Whether or not Delisle ever made good on that promise is not known; most likely, he did not. He succeeded, however, in delaying his trip to Paris for two years, despite being assured safe conduct.
Suspicious of fraud, the French minister of fi nance, Desmarets, wrote to the bishop of Senes to try to fi nd out what was the truth. The bishop replied that initially he had suspected Delisle of fraud and for three years had tried to expose him but without success. He now believed him to be a genuine alchemist.
Delisle was summoned to court a third time, but again he delayed with one excuse or another. The bishop, who had personally guaranteed that Delisle would comply, now worried about repercussions against himself from the court. He arranged for Delisle to be arrested in June 1711. Delisle was taken away to Paris to be imprisoned in the Bastille.
Enroute, Delisle’s guards plotted to extort the riches they thought he possessed. Delisle was led to believe that he would be allowed to escape. In fact, the guards meant to let him get away, then pursue him, and shoot him dead. They would then take the Stone to Paris and tell Desmarets that Delisle was killed trying to escape.

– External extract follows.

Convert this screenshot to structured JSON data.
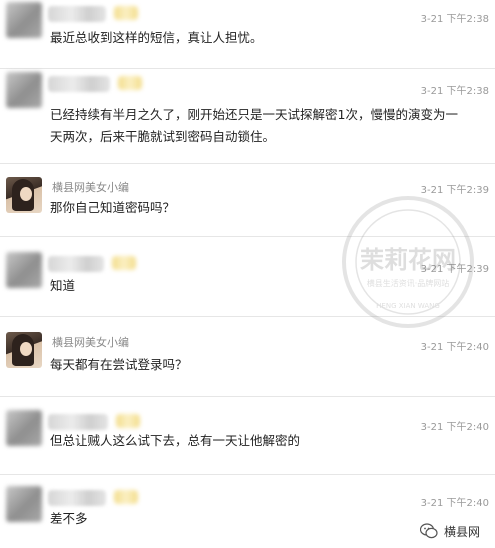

The plan nearly succeeded. Deslisle was allowed to run, and then one of the guards shot him in either the thigh or the head (accounts differ). They could not complete the killing because of the timely arrival of peasants. Instead, the guards had to carry Delisle, wounded and bleeding, on to Paris. He was placed in a dungeon in the Bastille. He went into frenzies and repeatedly tore his bandages off.
The bishop of Senes visited Delisle, who claimed he could not make the secret powder—he had only been given some by an Italian philosopher, and he had used it all up in Provence.

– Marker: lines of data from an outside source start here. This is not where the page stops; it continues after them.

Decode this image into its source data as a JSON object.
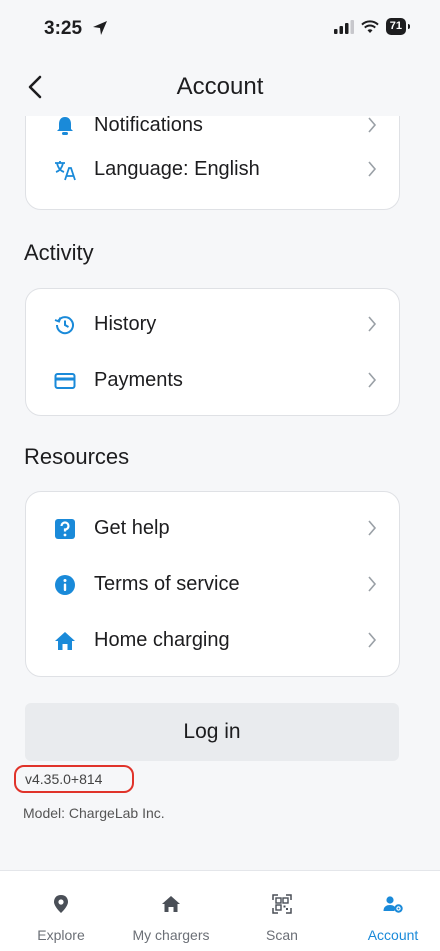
{
  "status_bar": {
    "time": "3:25",
    "battery": "71"
  },
  "nav": {
    "title": "Account"
  },
  "settings": {
    "items": [
      {
        "label": "Notifications"
      },
      {
        "label": "Language: English"
      }
    ]
  },
  "activity": {
    "title": "Activity",
    "items": [
      {
        "label": "History"
      },
      {
        "label": "Payments"
      }
    ]
  },
  "resources": {
    "title": "Resources",
    "items": [
      {
        "label": "Get help"
      },
      {
        "label": "Terms of service"
      },
      {
        "label": "Home charging"
      }
    ]
  },
  "login": {
    "label": "Log in"
  },
  "footer": {
    "version": "v4.35.0+814",
    "model": "Model: ChargeLab Inc."
  },
  "tabs": [
    {
      "label": "Explore"
    },
    {
      "label": "My chargers"
    },
    {
      "label": "Scan"
    },
    {
      "label": "Account"
    }
  ],
  "colors": {
    "accent": "#1a8ad9",
    "highlight": "#e0332a"
  }
}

Some accounts say that Delisle never got up from his sick bed and died in prison. Others say that he was forced to perform his alchemical experiments in his cell. After a short period of time, Delisle refused to continue. His mental condition worsened, and after nearly a year in prison, he died from his wounds or, by some accounts, poisoned himself.
- Mackay, Charles. Extraordinary Popular Delusions and the Madness of Crowds. New York: Farrar, Straus & Giroux, 1932.
- Waite, Arthur Edward. Alchemists Through the Ages. Blauvelt, N.Y.: Rudolph Steiner Publications, 1970.